I had journal prompts for those who needed a little push and cute rose-gold pens with my website on them. After introductions and instructions, we mingled, ate, drank our coffees and teas, and journaled together.
What I Learned
Because it was my first event, I had low expectations, and I think that's best when planning something like this. The atmosphere seemed very encouraging, and everyone seemed to enjoy the space. However, I think we all could agree it was a little noisy at times, so it was hard to hear each other.
I hope to make this a monthly event, so having it in a quieter space or a restaurant with a private room would be ideal. I also would like to include more activities in the meet-ups to help build more community with each other. (I'm still collecting surveys, so more feedback is pending.)

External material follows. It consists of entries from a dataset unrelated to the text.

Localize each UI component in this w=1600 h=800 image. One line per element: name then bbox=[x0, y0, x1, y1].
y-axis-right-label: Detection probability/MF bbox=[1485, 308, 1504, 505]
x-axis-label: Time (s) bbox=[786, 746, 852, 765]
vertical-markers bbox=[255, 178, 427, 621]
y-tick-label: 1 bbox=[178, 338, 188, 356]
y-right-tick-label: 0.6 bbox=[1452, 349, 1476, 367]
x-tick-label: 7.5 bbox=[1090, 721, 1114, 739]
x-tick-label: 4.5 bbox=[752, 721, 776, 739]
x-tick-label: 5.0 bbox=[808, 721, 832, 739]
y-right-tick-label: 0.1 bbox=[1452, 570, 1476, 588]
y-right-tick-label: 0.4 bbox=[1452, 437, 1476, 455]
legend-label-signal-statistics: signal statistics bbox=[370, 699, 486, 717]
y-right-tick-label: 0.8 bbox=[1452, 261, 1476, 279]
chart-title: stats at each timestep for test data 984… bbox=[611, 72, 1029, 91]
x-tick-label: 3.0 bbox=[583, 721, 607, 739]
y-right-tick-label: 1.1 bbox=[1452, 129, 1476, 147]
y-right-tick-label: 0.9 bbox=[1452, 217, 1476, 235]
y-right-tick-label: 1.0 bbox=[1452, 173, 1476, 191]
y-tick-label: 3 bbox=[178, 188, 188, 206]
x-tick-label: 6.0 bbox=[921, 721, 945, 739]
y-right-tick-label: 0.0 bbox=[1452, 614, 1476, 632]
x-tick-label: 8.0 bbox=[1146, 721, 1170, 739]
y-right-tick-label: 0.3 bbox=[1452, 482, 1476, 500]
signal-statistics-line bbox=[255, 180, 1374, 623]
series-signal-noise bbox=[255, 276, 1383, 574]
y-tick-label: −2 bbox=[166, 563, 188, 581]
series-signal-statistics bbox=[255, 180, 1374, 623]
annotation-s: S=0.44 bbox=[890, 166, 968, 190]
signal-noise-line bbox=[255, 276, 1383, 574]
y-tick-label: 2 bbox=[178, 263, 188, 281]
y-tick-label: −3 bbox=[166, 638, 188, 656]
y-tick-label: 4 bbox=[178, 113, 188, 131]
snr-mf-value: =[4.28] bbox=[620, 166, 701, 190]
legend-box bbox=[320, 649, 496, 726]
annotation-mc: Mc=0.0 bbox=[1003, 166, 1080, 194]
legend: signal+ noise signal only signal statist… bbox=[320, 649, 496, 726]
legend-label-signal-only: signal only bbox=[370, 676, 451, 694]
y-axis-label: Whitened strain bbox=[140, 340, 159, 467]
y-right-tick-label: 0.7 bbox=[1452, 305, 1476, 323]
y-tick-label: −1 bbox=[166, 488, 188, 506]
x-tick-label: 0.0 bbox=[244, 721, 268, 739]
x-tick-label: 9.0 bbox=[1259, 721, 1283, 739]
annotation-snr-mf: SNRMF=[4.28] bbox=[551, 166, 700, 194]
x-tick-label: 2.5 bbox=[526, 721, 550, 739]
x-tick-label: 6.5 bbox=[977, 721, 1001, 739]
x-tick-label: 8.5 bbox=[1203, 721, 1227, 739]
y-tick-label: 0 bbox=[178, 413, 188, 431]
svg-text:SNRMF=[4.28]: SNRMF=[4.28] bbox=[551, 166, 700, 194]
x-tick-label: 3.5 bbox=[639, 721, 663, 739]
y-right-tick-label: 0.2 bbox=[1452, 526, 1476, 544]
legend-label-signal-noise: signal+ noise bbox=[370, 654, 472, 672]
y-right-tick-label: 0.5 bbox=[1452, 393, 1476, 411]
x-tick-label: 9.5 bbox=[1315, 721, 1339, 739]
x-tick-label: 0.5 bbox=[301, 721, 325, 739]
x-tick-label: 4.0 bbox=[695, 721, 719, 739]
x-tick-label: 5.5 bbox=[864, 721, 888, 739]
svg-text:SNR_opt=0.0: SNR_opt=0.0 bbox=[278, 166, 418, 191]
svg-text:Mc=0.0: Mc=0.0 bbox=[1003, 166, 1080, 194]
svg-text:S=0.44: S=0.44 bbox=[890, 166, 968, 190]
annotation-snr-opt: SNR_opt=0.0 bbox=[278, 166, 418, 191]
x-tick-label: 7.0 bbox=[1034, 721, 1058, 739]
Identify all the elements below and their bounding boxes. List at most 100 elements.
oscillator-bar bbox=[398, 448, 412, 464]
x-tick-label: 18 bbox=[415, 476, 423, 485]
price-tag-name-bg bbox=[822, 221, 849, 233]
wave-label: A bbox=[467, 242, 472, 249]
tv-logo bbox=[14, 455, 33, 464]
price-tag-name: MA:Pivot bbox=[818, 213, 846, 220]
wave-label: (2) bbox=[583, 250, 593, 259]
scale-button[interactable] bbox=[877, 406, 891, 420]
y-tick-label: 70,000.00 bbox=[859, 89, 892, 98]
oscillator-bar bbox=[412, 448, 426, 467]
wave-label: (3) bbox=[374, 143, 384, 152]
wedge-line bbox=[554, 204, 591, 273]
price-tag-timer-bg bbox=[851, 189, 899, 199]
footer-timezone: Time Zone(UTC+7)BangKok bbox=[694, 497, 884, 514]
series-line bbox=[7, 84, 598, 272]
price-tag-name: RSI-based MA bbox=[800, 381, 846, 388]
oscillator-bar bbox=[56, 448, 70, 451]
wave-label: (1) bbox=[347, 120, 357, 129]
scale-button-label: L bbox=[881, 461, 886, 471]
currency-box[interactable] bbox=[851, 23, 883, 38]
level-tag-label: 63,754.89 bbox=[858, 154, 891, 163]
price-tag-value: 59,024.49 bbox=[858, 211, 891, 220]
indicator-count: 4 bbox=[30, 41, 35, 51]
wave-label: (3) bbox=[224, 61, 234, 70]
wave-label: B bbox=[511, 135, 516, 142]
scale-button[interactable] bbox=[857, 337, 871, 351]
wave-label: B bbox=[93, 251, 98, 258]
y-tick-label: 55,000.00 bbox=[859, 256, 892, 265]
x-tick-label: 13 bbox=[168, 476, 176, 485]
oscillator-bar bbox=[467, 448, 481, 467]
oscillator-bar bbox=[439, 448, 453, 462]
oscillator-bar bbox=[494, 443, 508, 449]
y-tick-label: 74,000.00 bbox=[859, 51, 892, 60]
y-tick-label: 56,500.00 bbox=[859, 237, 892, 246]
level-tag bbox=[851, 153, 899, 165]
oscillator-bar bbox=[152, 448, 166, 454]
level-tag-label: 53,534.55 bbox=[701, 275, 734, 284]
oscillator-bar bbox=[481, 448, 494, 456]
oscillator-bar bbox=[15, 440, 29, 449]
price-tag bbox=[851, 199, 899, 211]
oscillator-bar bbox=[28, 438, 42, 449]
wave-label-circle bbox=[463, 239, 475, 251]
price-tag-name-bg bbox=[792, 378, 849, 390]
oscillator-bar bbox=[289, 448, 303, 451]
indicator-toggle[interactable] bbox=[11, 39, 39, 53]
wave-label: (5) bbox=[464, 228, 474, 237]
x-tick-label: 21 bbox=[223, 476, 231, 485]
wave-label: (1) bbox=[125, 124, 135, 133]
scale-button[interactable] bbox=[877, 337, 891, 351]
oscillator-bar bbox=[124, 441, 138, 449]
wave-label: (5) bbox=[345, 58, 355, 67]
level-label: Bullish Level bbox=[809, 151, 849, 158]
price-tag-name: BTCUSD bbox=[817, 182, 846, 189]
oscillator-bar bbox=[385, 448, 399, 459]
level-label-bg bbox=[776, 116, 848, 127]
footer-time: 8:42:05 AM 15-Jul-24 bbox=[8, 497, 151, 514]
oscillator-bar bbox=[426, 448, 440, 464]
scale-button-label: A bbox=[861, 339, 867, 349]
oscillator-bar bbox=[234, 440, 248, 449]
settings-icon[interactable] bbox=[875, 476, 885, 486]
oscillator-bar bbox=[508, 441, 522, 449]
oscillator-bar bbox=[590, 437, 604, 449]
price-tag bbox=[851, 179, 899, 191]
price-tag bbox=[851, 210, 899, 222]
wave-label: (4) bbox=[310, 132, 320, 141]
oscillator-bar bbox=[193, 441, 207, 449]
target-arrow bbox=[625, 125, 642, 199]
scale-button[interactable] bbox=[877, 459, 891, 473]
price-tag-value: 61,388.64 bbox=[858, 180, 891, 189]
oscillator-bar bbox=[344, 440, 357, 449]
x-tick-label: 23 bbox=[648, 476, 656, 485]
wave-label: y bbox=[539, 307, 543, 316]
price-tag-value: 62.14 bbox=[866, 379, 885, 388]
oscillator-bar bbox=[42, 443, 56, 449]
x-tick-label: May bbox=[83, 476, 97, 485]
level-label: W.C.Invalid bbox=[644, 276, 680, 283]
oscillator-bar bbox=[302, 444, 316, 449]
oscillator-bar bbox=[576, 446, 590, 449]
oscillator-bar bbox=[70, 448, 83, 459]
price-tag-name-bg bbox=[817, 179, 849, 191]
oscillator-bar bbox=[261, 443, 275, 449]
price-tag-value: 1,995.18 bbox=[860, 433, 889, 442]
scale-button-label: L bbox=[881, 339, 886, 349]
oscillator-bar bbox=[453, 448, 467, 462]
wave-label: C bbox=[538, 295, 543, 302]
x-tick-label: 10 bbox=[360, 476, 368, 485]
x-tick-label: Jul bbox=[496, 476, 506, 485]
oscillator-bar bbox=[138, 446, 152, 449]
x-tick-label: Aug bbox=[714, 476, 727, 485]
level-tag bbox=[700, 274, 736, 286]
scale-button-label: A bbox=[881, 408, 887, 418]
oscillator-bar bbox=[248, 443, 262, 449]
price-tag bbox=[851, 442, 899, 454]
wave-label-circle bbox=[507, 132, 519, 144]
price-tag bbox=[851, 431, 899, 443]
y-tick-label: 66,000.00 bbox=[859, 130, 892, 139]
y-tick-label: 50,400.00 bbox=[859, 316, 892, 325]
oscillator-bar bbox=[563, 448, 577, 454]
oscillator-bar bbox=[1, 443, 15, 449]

The older I get, the more I believe in timing. I realized I had to go through certain transformations to become the person I am today to even create a brand like The Self-Care Writer. By showing up for myself through tools like journaling, I, in turn, can better show up for others.
While this is just the beginning, I am excited for what's to come. Who knows? I may even write a follow-up story about what else I've conquered since my first meet-up.